Serviços de emergência e empresas funerárias são as mais punidas
A aplicação de multas no trânsito de Curitiba tem atrapalhado o serviço de emergência de atendimentos médicos e de funerárias da cidade.
Segundo o diretor da Funerária Paranaense, Carlos Sysocki, todos os dias chegam entre duas a três multas referentes a estacionamento irregular ou excesso de velocidade.
Os oito motoristas da funerária estão quase perdendo a carteira por causa da quantidade de pontos perdidos com os autos de infração. ‘‘Eles terão que mudar de profissão e vender cachorro-quente nas ruas se nada for feito’’, denuncia Sysocki.
O diretor da funerária diz que uma das multas recebidas durante o mês passado gerou muita discussão. Os agentes da Diretran teriam multado um carro identificado no estacionamento exclusivo para funerárias do Hospital Santa Casa da Misericórdia, no centro da cidade.
‘‘Não temos qualquer privilégio e ainda somos multados quando estamos estacionados no local adequado’’, reage ele. Sysocki afirma que já está recorrendo da multa, mas não tem muitas esperanças de suspendê-la. ‘‘Todas as vezes que recorremos, não temos sucesso’’, alega.
A Funerária Paranaense gasta, de acordo com Sysocki, 10% do faturamento mensal com o pagamento das multas.
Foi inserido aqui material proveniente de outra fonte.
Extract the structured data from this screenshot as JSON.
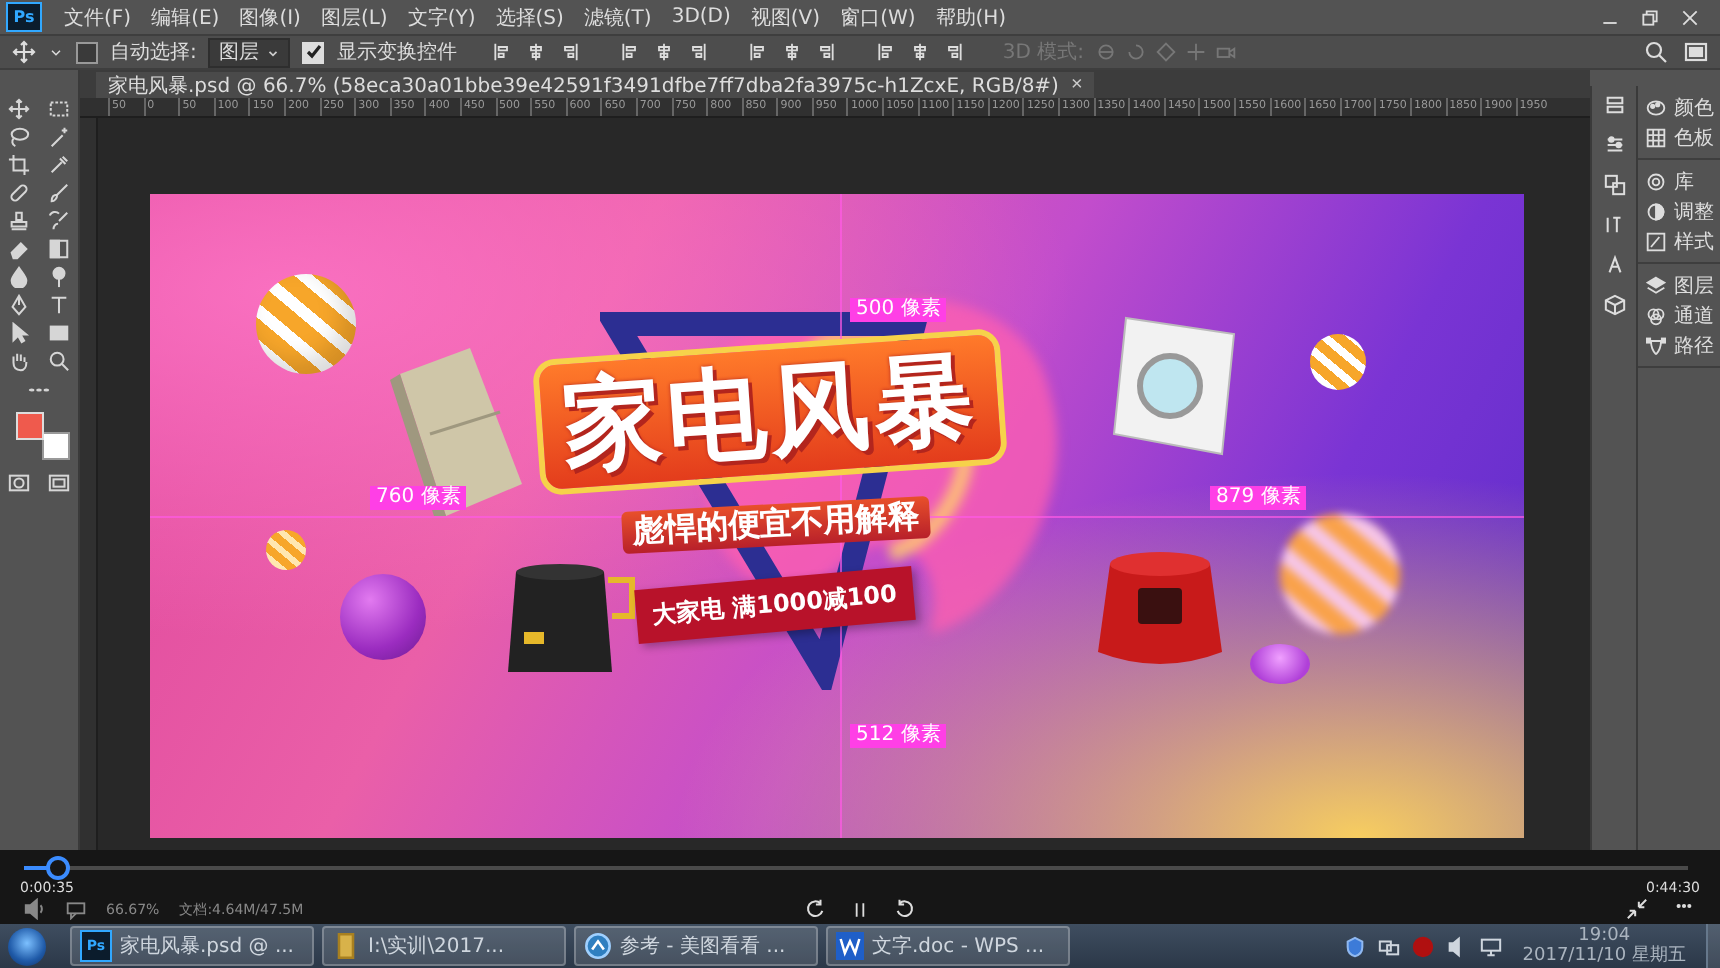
{
  "menu_bar": {
    "logo": "Ps",
    "items": [
      "文件(F)",
      "编辑(E)",
      "图像(I)",
      "图层(L)",
      "文字(Y)",
      "选择(S)",
      "滤镜(T)",
      "3D(D)",
      "视图(V)",
      "窗口(W)",
      "帮助(H)"
    ]
  },
  "options_bar": {
    "auto_select": {
      "label": "自动选择:",
      "checked": false
    },
    "auto_select_target": {
      "value": "图层"
    },
    "show_transform": {
      "label": "显示变换控件",
      "checked": true
    },
    "mode_3d": {
      "label": "3D 模式:",
      "disabled": true
    }
  },
  "document_tab": {
    "title": "家电风暴.psd @ 66.7% (58eca30a01bbe39e42591f3491dfbe7ff7dba2fa3975c-h1ZcxE, RGB/8#)",
    "close": "×"
  },
  "ruler": {
    "ticks": [
      "50",
      "0",
      "50",
      "100",
      "150",
      "200",
      "250",
      "300",
      "350",
      "400",
      "450",
      "500",
      "550",
      "600",
      "650",
      "700",
      "750",
      "800",
      "850",
      "900",
      "950",
      "1000",
      "1050",
      "1100",
      "1150",
      "1200",
      "1250",
      "1300",
      "1350",
      "1400",
      "1450",
      "1500",
      "1550",
      "1600",
      "1650",
      "1700",
      "1750",
      "1800",
      "1850",
      "1900",
      "1950"
    ]
  },
  "banner": {
    "title": "家电风暴",
    "subtitle": "彪悍的便宜不用解释",
    "promo": "大家电 满1000减100",
    "guide_labels": [
      {
        "text": "500 像素"
      },
      {
        "text": "760 像素"
      },
      {
        "text": "879 像素"
      },
      {
        "text": "512 像素"
      }
    ]
  },
  "panels": {
    "groups": [
      [
        {
          "label": "颜色"
        },
        {
          "label": "色板"
        }
      ],
      [
        {
          "label": "库"
        },
        {
          "label": "调整"
        },
        {
          "label": "样式"
        }
      ],
      [
        {
          "label": "图层"
        },
        {
          "label": "通道"
        },
        {
          "label": "路径"
        }
      ]
    ]
  },
  "player": {
    "elapsed": "0:00:35",
    "duration": "0:44:30",
    "level": 0.02,
    "playing": true
  },
  "status_bar": {
    "zoom": "66.67%",
    "document": "文档:4.64M/47.5M"
  },
  "taskbar": {
    "tasks": [
      {
        "kind": "photoshop",
        "badge": "Ps",
        "label": "家电风暴.psd @ ..."
      },
      {
        "kind": "folder",
        "label": "I:\\实训\\2017..."
      },
      {
        "kind": "viewer",
        "label": "参考 - 美图看看 ..."
      },
      {
        "kind": "wps",
        "label": "文字.doc - WPS ..."
      }
    ],
    "clock": {
      "time": "19:04",
      "date": "2017/11/10 星期五"
    }
  }
}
Além das multas, outra reclamação é em relação ao pagamento do Estar.
‘‘Daqui uns dias terei que começar a cobrar dos clientes as multas que recebo para não ter prejuízos’’, afirma.
Situação ainda mais grave é vivida pelas redes de atendimento a emergências médicas. Segundo o chefe de tráfego da Ecco-Salva, Dilson Luis Trentin, por dia são recebidas cerca de 22 multas com as mais diversas irregularidades, desde excesso de velocidade, passagem em canaletas de expressos até estacionamento irregular.
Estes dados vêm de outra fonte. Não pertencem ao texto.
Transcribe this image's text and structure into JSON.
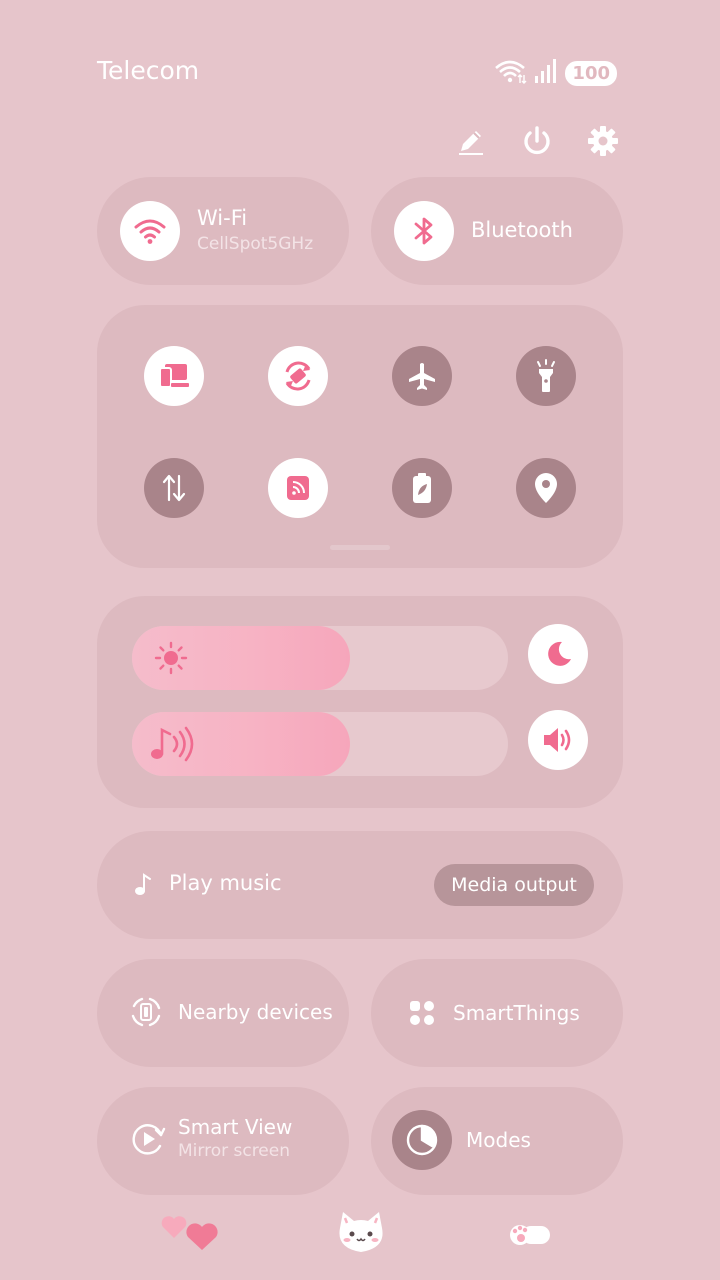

‘‘Isto é um absurdo, está faltando competência aos agentes da Diretran’’, reclama. ‘‘Cadê a preferência de trânsito para a ambulância?’’, pergunta.
Trentin diz que recorre de todas as multas recebidas, mas de cada 30 autos de infraçãoa apenas dois são abonados. ‘‘O restante a gente tem que pagar mesmo’’, alega.
Para que os 76 motoristas da empresa não percam a carteira de habilitação, a Ecco-Salva não divulga os nomes deles para o órgão de trânsito. ‘‘Pagamos a multa dobrada para não perdermos profissionais’’, afirma Trentin.
Os gastos com multas de trânsito na empresa variam entre R$ 1.500,00 a R$ 5.500,00 por mês. ‘‘Tem meses que temos tantas multas para pagar que não sabemos direito por onde começar’’, salienta. ‘‘A verdade é que não podemos parar, temos que correr para atender as emergências, sob pena de perdermos uma vida’’. (L.P.)